The University of West England has conducted an elaborate study of the effects of lower urban speed limits in Bristol. The study looked at individual speed data from more than 36 million vehicle observations and controlled for other factors that might affect changes in traffic speeds, representing a more sophisticated analysis than previous studies of 30kph limits. Bristol Health Partners reports:
The 30kph speed limits in residential areas in Bristol have prevented more than four fatal casualties a year, as well as 11 serious and 159 slight injuries. This is estimated to have saved the NHS £15 million a year
The research also showed average speeds have dropped by 4.3kph in the areas with 30kph limits – a larger reduction than other cities have seen. Speeds reduced in 100 of the 106 roads that the researchers looked at. Critics of 30kph limits often cite a lack of compliance as an argument against the schemes. However, this evidence suggests that, overall, while drivers may not be driving below 30kph, they have reduced their speeds by a significant amount.

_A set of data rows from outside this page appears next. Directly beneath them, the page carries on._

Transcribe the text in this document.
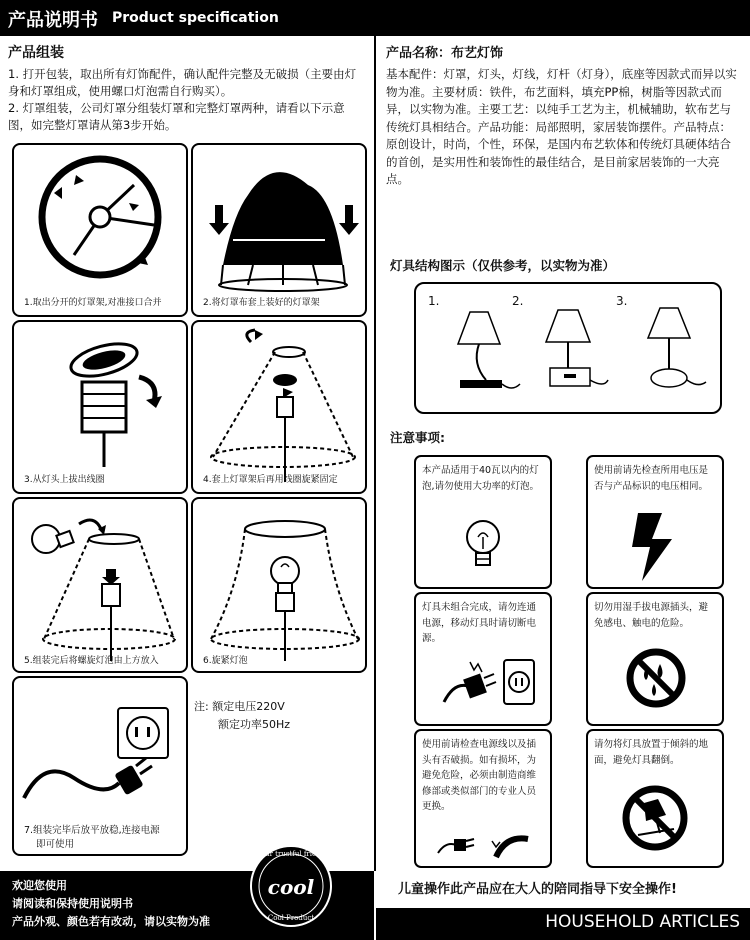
产品说明书 Product specification
产品组装
1. 打开包装，取出所有灯饰配件，确认配件完整及无破损（主要由灯身和灯罩组成，使用螺口灯泡需自行购买）。
2. 灯罩组装，公司灯罩分组装灯罩和完整灯罩两种，请看以下示意图，如完整灯罩请从第3步开始。
1.取出分开的灯罩架,对准接口合并	2.将灯罩布套上装好的灯罩架
3.从灯头上拔出线圈	4.套上灯罩架后再用线圈旋紧固定
5.组装完后将螺旋灯泡由上方放入	6.旋紧灯泡
7.组装完毕后放平放稳,连接电源
即可使用
注: 额定电压220V
额定功率50Hz
欢迎您使用
请阅读和保持使用说明书
产品外观、颜色若有改动，请以实物为准
cool
Your trustful friend
Cool Product
产品名称：布艺灯饰
基本配件：灯罩，灯头，灯线，灯杆（灯身），底座等因款式而异以实物为准。主要材质：铁件，布艺面料，填充PP棉，树脂等因款式而异，以实物为准。主要工艺：以纯手工艺为主，机械辅助，软布艺与传统灯具相结合。产品功能：局部照明，家居装饰摆件。产品特点：原创设计，时尚，个性，环保，是国内布艺软体和传统灯具硬体结合的首创，是实用性和装饰性的最佳结合，是目前家居装饰的一大亮点。
灯具结构图示（仅供参考，以实物为准）
1.	2.	3.
注意事项:
本产品适用于40瓦以内的灯泡,请勿使用大功率的灯泡。
使用前请先检查所用电压是否与产品标识的电压相同。
灯具未组合完成，请勿连通电源，移动灯具时请切断电源。
切勿用湿手拔电源插头，避免感电、触电的危险。
使用前请检查电源线以及插头有否破损。如有损坏，为避免危险，必须由制造商维修部或类似部门的专业人员更换。
请勿将灯具放置于倾斜的地面，避免灯具翻倒。
儿童操作此产品应在大人的陪同指导下安全操作!
HOUSEHOLD ARTICLES
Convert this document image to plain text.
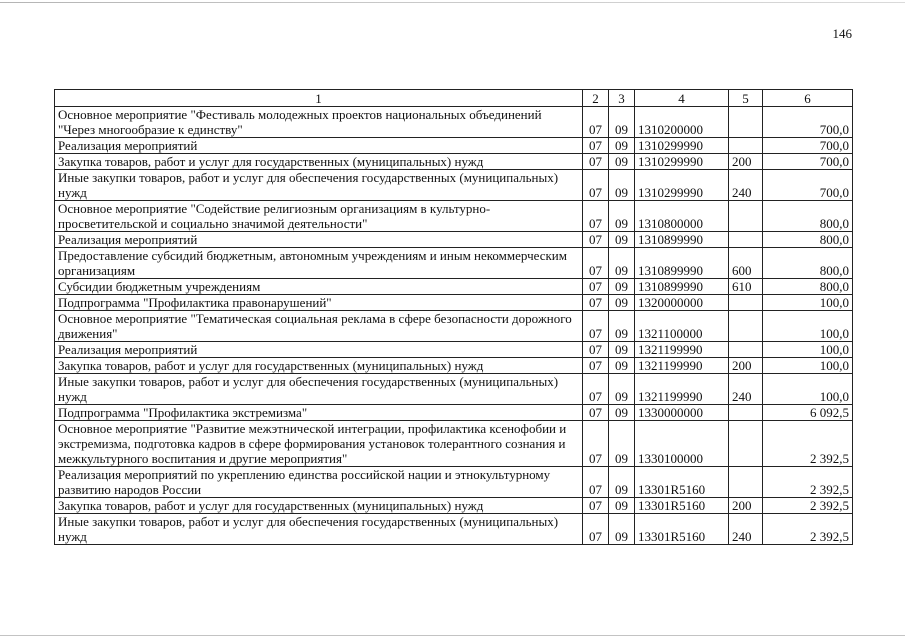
146
1	2	3	4	5	6
Основное мероприятие "Фестиваль молодежных проектов национальных объединений "Через многообразие к единству"	07	09	1310200000		700,0
Реализация мероприятий	07	09	1310299990		700,0
Закупка товаров, работ и услуг для государственных (муниципальных) нужд	07	09	1310299990	200	700,0
Иные закупки товаров, работ и услуг для обеспечения государственных (муниципальных) нужд	07	09	1310299990	240	700,0
Основное мероприятие "Содействие религиозным организациям в культурно-просветительской и социально значимой деятельности"	07	09	1310800000		800,0
Реализация мероприятий	07	09	1310899990		800,0
Предоставление субсидий бюджетным, автономным учреждениям и иным некоммерческим организациям	07	09	1310899990	600	800,0
Субсидии бюджетным учреждениям	07	09	1310899990	610	800,0
Подпрограмма "Профилактика правонарушений"	07	09	1320000000		100,0
Основное мероприятие "Тематическая социальная реклама в сфере безопасности дорожного движения"	07	09	1321100000		100,0
Реализация мероприятий	07	09	1321199990		100,0
Закупка товаров, работ и услуг для государственных (муниципальных) нужд	07	09	1321199990	200	100,0
Иные закупки товаров, работ и услуг для обеспечения государственных (муниципальных) нужд	07	09	1321199990	240	100,0
Подпрограмма "Профилактика экстремизма"	07	09	1330000000		6 092,5
Основное мероприятие "Развитие межэтнической интеграции, профилактика ксенофобии и экстремизма, подготовка кадров в сфере формирования установок толерантного сознания и межкультурного воспитания и другие мероприятия"	07	09	1330100000		2 392,5
Реализация мероприятий по укреплению единства российской нации и этнокультурному развитию народов России	07	09	13301R5160		2 392,5
Закупка товаров, работ и услуг для государственных (муниципальных) нужд	07	09	13301R5160	200	2 392,5
Иные закупки товаров, работ и услуг для обеспечения государственных (муниципальных) нужд	07	09	13301R5160	240	2 392,5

Dr Suzanne Audrey, Senior Research Fellow in Public Health at the University of Bristol and co-Director of the Supporting Healthy Inclusive Neighbourhood Environments Health Integration Team (SHINE), welcomed the findings, saying:
“This is vital evidence that 30kph limits are effective – both in preventing casualties and encouraging healthy behaviour in the neighbourhoods where they’re brought in. If more people feel they can walk and cycle around residential areas rather than get in their cars, this brings enormous benefits to health, community cohesion and air quality.
The introduction of lower urban speed limits is overwhelmingly popular:
The latest YouGov 2017 survey revealed 62 per cent of Bristolians support the limits on residential roads, and 72 per cent support them on busy streets. These levels are very similar to the rest of the UK.